- Lance Johnson 02.15.2016
In usability testing, a product or service is evaluated by testing it on an end user. The advantage is obvious: it gives direct and specific input on how people use the product. Don’t let usability testing be mistaken for opinion gathering; that is market research. Instead usability testing measures the capacity of the product to fulfill its purpose. A number of products are evaluated through usability tests such as consumer products, foods, devices, computer interfaces and more. Web sites are no exception and should certainly be subject to usability testing prior to launch.
If you want to get accurate results, it is important to control the conditions under which, the tests are administered. Here are a few tips to create effective usability tests.
When you begin a usability test for a website, do not assume that you just have to show specific areas of the website to the participants and then record what they do. You may get some insights by adopting that method, but when you report the results back to the project stakeholders what will you do if they hit you with questions that you do not have answers for? So always add specific questions to your test script.
It is a good idea to ask the project stakeholders what specific questions they want answered. If there are many questions, prioritize the ones you need answers for. Sometimes, a question may be vague; in this case you can ask the project stakeholders for clarifications.
When the test participants come to the usability tests, they may not know what to expect. They can get nervous about facing the camera and noticing that someone will be looking at them when they use the product or service. Do not be too controlling at this point because then the test participants will feel that they have to get permission from you before they do anything, which is not the objective of the test. You can get the participants to relax by allowing them to visit any page of the website they want, initially.
Sometimes, participants may stray off the test script and begin to do other things on the website. At this point, you may be tempted to correct them and get them back on track. You may not realize it, but it will make you lose your rapport with the test participants. You will also lose a chance to see user behavior that you may have witnessed otherwise.
The best thing to do is to allow the users leeway, to stray off the test script and explore other areas of the website. If they persist for a long time and do not go back to the task, gently remind them of the test script. It is possible that you may feel that you are losing control of the test or that the participant has not understood the task, but resist doing it for some time. Pull the participant back to the test script only if you are sure that they are not going to come back to it.
It is easy to be controlling, rigid and to focus on how you want the test to go. However, what if the user does something unexpected or interesting. At this point, you can ask users what they were thinking. However if you do this too early in the test or too late, you will miss out on the participant's natural behavior. Note that the more interruption there is, the less likely it is that the participant will complete the tasks without your aid. Do not ask them questions every 30 seconds because that will interrupt their flow and cause them to deviate from their natural behavior. You can always ask the participant what happened at a point, later.
You cannot ask a sixteen year old to think like an experienced professional. So do not ask test participants to imagine scenarios. Many usability testers make the mistake of writing out exact scenarios for a test, but they soon find that the participants do not engage with them as much.
You can set an overall task for your participants, but try to keep it generic and tailor the scene as per the participant.
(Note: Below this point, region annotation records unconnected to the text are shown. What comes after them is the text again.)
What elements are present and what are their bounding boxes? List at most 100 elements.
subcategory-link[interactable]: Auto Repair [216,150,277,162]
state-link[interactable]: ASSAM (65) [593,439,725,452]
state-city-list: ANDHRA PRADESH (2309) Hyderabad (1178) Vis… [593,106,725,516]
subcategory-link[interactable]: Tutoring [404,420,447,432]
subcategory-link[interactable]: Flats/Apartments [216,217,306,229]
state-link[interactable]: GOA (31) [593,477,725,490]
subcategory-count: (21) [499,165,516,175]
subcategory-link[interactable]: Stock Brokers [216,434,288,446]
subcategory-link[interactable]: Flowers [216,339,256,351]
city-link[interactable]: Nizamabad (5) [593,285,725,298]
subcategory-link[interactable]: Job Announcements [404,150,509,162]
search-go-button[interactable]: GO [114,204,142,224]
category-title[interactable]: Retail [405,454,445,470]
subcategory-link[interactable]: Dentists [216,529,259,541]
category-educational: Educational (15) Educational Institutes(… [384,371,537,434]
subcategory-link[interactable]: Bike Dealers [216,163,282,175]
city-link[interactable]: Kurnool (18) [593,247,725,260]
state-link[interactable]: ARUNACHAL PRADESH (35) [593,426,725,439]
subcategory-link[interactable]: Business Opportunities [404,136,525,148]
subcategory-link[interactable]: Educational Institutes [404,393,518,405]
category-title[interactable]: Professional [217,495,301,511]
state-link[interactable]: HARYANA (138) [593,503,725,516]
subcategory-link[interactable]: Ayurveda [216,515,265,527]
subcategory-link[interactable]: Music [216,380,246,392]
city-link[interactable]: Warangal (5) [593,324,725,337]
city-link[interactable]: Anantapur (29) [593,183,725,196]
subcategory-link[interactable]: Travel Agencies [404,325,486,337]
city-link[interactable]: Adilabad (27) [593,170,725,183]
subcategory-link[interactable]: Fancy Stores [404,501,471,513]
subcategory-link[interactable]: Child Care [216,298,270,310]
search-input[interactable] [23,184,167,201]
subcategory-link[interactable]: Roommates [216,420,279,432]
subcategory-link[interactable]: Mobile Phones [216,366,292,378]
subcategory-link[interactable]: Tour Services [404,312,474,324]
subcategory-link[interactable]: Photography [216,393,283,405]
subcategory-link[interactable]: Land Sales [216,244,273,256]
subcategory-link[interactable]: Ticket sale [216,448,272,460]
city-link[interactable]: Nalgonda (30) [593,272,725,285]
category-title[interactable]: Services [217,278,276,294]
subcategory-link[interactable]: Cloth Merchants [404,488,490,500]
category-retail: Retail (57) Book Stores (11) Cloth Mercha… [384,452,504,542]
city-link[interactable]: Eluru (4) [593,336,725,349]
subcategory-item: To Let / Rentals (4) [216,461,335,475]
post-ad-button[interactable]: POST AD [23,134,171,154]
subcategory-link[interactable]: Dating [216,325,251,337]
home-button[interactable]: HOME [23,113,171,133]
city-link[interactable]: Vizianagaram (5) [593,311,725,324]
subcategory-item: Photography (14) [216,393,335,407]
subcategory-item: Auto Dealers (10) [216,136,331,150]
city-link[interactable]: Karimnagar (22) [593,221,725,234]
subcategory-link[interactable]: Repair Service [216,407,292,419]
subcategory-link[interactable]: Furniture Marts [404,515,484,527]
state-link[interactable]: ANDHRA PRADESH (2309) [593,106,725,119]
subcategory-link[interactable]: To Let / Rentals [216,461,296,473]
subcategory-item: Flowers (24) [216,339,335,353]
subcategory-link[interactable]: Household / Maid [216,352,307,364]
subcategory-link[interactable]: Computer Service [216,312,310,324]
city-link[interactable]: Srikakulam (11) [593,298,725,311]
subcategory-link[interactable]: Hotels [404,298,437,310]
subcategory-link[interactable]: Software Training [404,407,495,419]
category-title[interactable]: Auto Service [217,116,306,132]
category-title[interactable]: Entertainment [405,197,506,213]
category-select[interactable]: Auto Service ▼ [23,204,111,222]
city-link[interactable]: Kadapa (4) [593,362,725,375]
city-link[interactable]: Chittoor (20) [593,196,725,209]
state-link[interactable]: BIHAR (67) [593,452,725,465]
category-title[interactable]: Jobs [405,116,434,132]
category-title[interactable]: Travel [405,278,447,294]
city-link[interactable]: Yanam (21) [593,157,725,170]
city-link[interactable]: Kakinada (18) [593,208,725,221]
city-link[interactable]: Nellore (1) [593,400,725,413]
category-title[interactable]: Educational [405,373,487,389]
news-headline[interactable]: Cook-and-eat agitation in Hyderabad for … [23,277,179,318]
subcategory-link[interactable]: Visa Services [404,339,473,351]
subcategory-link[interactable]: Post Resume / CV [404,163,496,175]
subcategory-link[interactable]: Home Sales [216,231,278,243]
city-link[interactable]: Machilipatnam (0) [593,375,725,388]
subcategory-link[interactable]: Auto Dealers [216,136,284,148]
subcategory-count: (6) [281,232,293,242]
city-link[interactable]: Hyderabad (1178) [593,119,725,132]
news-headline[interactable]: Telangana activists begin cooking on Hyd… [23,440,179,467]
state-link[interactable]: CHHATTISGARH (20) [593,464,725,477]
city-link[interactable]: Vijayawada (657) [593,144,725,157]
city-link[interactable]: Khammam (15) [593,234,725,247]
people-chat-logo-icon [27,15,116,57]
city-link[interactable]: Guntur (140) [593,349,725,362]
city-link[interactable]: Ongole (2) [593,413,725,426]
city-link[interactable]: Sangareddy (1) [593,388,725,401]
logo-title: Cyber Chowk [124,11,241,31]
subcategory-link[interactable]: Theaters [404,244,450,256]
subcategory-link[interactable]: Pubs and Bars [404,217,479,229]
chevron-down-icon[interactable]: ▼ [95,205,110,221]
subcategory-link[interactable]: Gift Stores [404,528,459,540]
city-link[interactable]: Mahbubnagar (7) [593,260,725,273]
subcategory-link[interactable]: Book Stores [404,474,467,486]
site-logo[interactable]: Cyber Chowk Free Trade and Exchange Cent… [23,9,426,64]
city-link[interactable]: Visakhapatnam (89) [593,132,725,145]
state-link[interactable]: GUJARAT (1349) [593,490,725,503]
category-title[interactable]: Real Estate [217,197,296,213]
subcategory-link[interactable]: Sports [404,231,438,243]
Note that it is not possible always, but there is also value in spending time to find out who the participant is and what products or services he/she is currently using. If you can do this before the test, you will learn more from the participant than from someone who has to 'pretend' to be in the scene. Hand picking testers makes your testing more effective.
Spending an entire hour on just one website may bore the participant. Moreover, all your observations and findings will be dependent on that isolated case. For example, you will not know if the person would actually go to the search box or just did it because he or she was confused by the outlay of your website. So just one website cannot give you a good picture of how your participants use the internet.
Include other websites (your competitors and peers) in the test. Do not tell them which of the websites you are testing, so that you can see their natural reactions. It may be difficult to sidestep, but if it is possible, do it. The reason is, it is very difficult for someone to be totally honest about how they would use a website when you tell them that you are testing it. Anyway, your test participants will deduce the website you are testing for, sooner or later because your test script will be built around the website. By the time they get this, you would have already collected a lot of interesting data.
The number one way to improve the reliability of your usability tests is to conduct more tests. Note that you should be careful about the test design and your interaction with participants because it can affect the research outcome.